To a software architect who’s early in the design stage, “this component has not been fully specified” is not a very interesting objection. At this point, none of the components have been fully specified! More interesting objections:
“Based on the sketch you’ve provided, it doesn’t seem like this software would actually do what we need if it was developed”
“I don’t see how this component could be made secure”
“I don’t think we can build this component” / “This component seems at least as difficult to create as the project as a whole”
Note that the last two objections do not necessarily mean the design as a whole is dead on arrival. If the software architect knows what they’re doing, they are describing a subcomponent because they think it’s at least a little easier than the entire project. In this case, there’s a difference of opinion which indicates that it could be useful to discuss that subcomponent more.

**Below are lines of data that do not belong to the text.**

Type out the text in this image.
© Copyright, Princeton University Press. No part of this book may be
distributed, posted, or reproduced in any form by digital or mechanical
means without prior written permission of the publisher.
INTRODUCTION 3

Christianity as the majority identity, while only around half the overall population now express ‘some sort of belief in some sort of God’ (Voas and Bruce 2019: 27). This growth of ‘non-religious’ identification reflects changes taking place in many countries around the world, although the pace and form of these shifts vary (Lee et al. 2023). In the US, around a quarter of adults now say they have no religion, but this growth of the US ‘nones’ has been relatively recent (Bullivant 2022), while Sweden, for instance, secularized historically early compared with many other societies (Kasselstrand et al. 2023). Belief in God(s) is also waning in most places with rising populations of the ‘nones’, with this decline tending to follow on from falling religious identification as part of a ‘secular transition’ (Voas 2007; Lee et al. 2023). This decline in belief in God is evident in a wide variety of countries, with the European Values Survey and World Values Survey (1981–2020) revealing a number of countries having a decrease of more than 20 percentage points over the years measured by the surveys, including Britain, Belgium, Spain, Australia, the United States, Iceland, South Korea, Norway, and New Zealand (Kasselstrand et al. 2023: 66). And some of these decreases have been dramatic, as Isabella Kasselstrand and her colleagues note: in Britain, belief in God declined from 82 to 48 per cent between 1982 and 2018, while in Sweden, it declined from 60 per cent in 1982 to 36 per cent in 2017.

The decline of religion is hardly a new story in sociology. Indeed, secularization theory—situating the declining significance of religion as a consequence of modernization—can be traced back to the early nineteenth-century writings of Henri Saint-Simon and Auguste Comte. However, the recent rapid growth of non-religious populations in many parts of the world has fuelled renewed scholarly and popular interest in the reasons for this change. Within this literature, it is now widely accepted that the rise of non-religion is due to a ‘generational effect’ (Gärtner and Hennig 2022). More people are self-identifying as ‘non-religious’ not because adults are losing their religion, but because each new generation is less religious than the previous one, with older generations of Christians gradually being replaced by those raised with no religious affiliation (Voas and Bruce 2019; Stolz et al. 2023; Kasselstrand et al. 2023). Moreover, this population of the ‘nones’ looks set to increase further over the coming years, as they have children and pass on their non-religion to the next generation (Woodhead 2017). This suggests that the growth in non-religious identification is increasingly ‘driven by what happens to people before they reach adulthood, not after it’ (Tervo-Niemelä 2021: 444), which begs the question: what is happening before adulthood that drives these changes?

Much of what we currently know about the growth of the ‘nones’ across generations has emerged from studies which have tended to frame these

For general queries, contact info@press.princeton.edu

If FAI is rated as impossibly difficult, and we’re able to reduce it to subcomponents rated at most as extremely difficult, that seems like progress. If we’re able to reduce it to components that we think might become available before AGI as a whole becomes available, that creates the possibility of FAI through differential technological development.
Software development is a poor metaphor for AI alignment. It reminds me of Ron Jeffries’ sad attempt to write a Sudoku solver by using “extreme programming” without knowing about backtracking search. He kinda blunders around for a few weeks and then stops. Another nice mockery is this, which (unbelievably) comes from an actual AI design by someone.
A better metaphor for AI alignment is fundamental science, where we’re supposed to understand things step by step. Your post makes several such steps at the start. But then you spend many pages on sketching a software design, which even after careful reading didn’t advance my understanding of AI alignment in any way. That’s the criterion I use.
Maybe we should explain to contestants that they should try to advance the frontier of understanding by one inch, not solve all of AI alignment in one go. The latter seems to lead people in unproductive directions.
It may be worth mentioning that the “someone” who produced the “actual AI design” is a known crank. (Whose handle must not be mentioned, for ancient legend says that if you speak his name then he will appear and be a big nuisance.)
>Software development is a poor metaphor for AI alignment.
I think I disagree, but let’s ignore the metaphor aspect and focus on the model. The same causal model can also be communicated using science & engineering as a metaphor. If you want to know what scientific insights to work towards to create some breakthrough technology, it’s valuable to periodically put on your engineer hat. Without it, you’ll do basic research that could end up leading anywhere. In search terms, an engineer hat offers an improved heuristic. If your scientist hat allows you to forward chain, your engineer hat allows you to backward chain.
I’d argue the engineer hat is critical for effective differential technological development.
When I saw the title, I thought, ‘But we want to decompose problems in FAI theory to isolate questions we can answer. This suggests heavy use of black boxes.’ I wondered if perhaps he was trying to help people who were getting everything wrong (in which case I think a positive suggestion has more chance of helping than telling people what to avoid). I was pleased to see the post actually addressed a more intelligent perspective, and has much less to do with your point or mine.